Don't trade significant decrease in child poverty for deficit reduction

Aug 31, 2011

By Abigail Newcomer

Congress's August break is nearly over. During the next couple of months, the public will hear a lot about the super committee and deficit reduction negotiations. Lawmakers will publicly debate the "merits" of deep program cuts versus ending tax increases for corporations and the wealthiest among us. What should not get lost in these debates is how we protect vulnerable children and families who have been hardest hit by the recent recession and who continue to struggle as the economy limps along.

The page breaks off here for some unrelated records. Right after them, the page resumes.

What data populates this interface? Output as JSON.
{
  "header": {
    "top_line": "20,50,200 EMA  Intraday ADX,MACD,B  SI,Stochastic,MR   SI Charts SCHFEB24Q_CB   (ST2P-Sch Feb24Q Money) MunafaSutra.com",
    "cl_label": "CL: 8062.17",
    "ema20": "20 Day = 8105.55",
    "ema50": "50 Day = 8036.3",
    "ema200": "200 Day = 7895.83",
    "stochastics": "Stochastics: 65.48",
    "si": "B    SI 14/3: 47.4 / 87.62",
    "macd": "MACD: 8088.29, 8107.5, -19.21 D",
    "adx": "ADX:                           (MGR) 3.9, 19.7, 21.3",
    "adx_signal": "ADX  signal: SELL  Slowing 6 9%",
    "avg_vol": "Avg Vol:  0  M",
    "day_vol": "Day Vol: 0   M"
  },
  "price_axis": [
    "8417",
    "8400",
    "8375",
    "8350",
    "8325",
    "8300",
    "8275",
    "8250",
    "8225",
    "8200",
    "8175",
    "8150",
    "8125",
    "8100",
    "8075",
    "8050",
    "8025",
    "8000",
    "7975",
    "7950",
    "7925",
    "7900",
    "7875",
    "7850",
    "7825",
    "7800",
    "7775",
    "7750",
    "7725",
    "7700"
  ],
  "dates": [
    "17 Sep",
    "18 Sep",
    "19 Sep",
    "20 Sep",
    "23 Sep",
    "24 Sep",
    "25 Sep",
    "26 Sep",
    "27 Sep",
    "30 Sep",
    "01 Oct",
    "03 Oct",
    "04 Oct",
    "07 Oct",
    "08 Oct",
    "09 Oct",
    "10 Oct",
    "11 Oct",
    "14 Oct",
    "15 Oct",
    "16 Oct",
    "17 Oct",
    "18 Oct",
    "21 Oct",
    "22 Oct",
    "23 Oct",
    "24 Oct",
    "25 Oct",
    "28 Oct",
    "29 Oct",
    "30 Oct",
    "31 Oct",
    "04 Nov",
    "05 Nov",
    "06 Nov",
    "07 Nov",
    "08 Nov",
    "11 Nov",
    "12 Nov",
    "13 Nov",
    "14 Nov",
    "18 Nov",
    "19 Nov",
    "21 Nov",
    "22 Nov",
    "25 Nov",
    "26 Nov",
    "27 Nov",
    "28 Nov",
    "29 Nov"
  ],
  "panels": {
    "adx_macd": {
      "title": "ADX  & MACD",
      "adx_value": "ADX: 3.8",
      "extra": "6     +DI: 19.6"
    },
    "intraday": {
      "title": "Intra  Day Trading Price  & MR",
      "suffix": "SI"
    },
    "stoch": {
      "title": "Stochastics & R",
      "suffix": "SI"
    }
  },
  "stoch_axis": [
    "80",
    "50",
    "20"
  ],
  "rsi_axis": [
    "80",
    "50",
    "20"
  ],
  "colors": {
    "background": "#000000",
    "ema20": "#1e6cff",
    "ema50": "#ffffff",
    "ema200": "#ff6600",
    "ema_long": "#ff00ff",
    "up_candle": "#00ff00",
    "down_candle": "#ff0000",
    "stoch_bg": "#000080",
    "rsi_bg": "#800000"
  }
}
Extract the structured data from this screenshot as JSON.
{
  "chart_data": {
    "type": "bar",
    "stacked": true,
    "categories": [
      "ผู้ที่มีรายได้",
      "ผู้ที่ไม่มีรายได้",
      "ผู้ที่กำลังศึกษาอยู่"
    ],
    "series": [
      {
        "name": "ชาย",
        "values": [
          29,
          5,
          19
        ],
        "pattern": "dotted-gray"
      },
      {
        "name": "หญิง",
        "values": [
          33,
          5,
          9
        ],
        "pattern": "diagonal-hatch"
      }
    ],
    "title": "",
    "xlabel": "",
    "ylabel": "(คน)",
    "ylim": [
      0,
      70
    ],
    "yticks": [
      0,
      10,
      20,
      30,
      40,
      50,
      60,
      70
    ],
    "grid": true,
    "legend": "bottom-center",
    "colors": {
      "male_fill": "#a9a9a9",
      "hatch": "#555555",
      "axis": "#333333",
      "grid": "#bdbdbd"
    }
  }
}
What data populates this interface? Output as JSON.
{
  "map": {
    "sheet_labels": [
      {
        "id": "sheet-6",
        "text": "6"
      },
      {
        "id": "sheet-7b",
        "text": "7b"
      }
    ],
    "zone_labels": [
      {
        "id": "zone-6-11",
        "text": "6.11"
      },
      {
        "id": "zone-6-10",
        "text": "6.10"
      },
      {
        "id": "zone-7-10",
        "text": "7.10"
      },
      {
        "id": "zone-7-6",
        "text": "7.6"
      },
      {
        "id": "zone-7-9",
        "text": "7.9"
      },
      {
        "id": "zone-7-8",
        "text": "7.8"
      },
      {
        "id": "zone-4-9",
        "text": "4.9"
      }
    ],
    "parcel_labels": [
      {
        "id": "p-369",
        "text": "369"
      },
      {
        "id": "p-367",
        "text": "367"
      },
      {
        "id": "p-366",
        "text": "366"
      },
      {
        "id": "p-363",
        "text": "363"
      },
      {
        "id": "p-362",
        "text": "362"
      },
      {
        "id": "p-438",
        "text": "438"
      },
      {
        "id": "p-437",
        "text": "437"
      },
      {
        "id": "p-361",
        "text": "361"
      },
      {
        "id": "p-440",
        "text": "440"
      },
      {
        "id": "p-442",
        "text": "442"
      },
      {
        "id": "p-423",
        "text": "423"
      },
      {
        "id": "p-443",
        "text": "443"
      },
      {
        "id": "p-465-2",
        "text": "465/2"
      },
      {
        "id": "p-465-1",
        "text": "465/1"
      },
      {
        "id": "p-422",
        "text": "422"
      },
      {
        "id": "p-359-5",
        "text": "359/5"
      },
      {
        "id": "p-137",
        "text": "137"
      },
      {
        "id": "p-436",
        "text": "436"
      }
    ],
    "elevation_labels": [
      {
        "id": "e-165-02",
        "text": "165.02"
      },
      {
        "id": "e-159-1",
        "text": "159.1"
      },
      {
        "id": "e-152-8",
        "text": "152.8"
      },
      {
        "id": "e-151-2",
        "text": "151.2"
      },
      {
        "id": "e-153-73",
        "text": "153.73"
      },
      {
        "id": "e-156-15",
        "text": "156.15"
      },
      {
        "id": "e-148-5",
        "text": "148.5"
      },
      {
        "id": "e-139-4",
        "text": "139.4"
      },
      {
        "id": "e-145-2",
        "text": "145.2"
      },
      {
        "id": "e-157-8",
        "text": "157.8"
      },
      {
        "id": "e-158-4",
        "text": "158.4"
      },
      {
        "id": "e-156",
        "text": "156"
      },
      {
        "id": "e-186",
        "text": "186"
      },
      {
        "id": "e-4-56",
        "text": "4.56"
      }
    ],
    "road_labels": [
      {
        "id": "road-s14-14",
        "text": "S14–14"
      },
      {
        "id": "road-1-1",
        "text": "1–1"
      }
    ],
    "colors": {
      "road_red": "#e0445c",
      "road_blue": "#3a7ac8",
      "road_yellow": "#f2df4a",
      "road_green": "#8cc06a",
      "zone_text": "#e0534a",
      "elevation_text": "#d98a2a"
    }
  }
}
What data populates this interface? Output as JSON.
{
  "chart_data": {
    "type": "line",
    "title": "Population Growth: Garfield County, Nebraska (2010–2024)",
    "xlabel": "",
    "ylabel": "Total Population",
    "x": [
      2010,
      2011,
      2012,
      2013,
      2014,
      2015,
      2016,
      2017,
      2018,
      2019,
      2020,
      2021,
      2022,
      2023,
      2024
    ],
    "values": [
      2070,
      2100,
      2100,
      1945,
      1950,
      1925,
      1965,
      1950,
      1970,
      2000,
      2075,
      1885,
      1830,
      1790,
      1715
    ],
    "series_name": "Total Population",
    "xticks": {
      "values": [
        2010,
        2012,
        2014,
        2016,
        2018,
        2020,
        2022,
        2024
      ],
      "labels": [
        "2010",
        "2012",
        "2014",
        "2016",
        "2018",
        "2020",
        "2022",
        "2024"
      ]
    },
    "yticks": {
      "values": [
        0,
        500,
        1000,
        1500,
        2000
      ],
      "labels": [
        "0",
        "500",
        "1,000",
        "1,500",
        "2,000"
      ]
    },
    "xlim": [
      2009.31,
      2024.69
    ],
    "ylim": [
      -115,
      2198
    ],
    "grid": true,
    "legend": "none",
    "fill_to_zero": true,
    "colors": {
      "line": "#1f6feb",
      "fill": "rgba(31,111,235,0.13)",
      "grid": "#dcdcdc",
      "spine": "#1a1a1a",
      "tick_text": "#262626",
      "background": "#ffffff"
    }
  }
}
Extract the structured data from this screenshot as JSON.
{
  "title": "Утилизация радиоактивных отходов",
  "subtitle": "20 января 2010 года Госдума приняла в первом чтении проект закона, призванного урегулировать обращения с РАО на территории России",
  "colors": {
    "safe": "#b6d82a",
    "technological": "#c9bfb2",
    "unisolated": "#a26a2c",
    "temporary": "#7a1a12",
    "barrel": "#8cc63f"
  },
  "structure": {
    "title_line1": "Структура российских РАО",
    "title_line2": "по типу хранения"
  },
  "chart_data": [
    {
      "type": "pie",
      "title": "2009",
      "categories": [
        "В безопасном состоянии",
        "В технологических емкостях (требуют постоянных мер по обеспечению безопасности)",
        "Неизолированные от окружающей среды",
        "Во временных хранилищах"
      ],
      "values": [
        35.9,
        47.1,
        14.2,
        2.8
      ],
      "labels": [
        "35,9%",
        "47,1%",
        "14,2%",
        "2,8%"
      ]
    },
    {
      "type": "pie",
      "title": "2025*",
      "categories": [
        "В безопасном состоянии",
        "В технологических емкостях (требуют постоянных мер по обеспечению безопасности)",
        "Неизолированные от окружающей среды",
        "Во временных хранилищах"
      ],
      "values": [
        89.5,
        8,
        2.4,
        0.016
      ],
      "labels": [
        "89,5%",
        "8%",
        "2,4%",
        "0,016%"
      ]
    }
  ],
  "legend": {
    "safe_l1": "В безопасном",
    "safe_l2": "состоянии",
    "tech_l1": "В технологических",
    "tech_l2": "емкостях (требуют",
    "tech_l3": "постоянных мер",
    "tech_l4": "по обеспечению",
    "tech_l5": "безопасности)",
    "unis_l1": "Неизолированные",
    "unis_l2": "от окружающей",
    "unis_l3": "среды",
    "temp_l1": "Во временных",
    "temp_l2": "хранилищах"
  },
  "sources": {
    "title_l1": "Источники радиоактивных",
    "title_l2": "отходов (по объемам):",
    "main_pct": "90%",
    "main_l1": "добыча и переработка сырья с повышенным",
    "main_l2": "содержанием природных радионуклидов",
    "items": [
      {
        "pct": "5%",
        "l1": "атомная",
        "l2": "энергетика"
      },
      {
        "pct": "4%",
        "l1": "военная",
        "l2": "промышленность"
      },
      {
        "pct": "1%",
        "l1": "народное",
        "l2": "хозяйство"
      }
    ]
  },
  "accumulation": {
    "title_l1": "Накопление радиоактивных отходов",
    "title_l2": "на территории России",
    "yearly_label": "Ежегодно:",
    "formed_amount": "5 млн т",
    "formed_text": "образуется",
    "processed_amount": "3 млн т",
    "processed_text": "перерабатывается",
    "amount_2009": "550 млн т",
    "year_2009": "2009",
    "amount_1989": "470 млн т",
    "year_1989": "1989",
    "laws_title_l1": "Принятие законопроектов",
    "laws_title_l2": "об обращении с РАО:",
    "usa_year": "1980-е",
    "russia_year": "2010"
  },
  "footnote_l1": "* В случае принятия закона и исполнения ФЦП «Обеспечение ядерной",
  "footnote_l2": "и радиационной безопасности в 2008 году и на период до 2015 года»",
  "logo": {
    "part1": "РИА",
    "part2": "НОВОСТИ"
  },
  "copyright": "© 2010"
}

Over the last couple of years, we've learned that an increasing number of people have had to rely on safety net programs such as food, cash and housing assistance to put food on the table, make ends meet and keep a roof over their heads. These programs not only help families at a time of great need, they also significantly reduce child poverty and hardship, according to a recent report issued by the Urban Institute. 

The report uses the Supplemental Poverty Measure, an improved way of measuring poverty that takes into account the role played by taxes and public benefits, and also considers the variations in costs of living in different states.

The study found that programs that provide uniform benefits across states, such as the federal Earned Income Tax Credit (EITC) and the Supplemental Nutrition Assistance Program (SNAP), have a higher impact on child poverty in states with lower wages and housing costs. For instance, the impact of these two programs was twice as large in Georgia than it was in Massachusetts, which has a higher cost of living.

Programs, such as TANF and housing assistance, in which benefits vary greatly by state, reduce poverty more for children in states with higher benefit levels. Both TANF and housing assistance provide broader assistance in Massachusetts and, in turn, pulled more children out of poverty there than in Georgia or Illinois where benefits are lower and fewer families received assistance. This is not surprising given that in 2008-2009 Massachusetts provided cash assistance to 41 families for every 100 poor families with children, while Illinois served only nine and Georgia only eight of every 100 poor families.

While the best way to improve the wellbeing of the nation's children is to ensure their parents have jobs with family-sustaining wages, the Urban Institute study demonstrates safety net programs have a profound impact on children. What's more, these programs can only truly support the wellbeing of children if they work together. None of these programs exists in a vacuum. While SNAP is feeding a record number of children and families per year, how effective can it be if, while food is in their bellies, children do not have roofs over their heads or enough money to support their basic needs?

As elected officials engage in back room discussions about reducing the deficit, they should keep in mind the short- and long-term impact of their policies. Reducing the deficit must not come at the expense of child well-being via slashing proven programs that lift children out of poverty.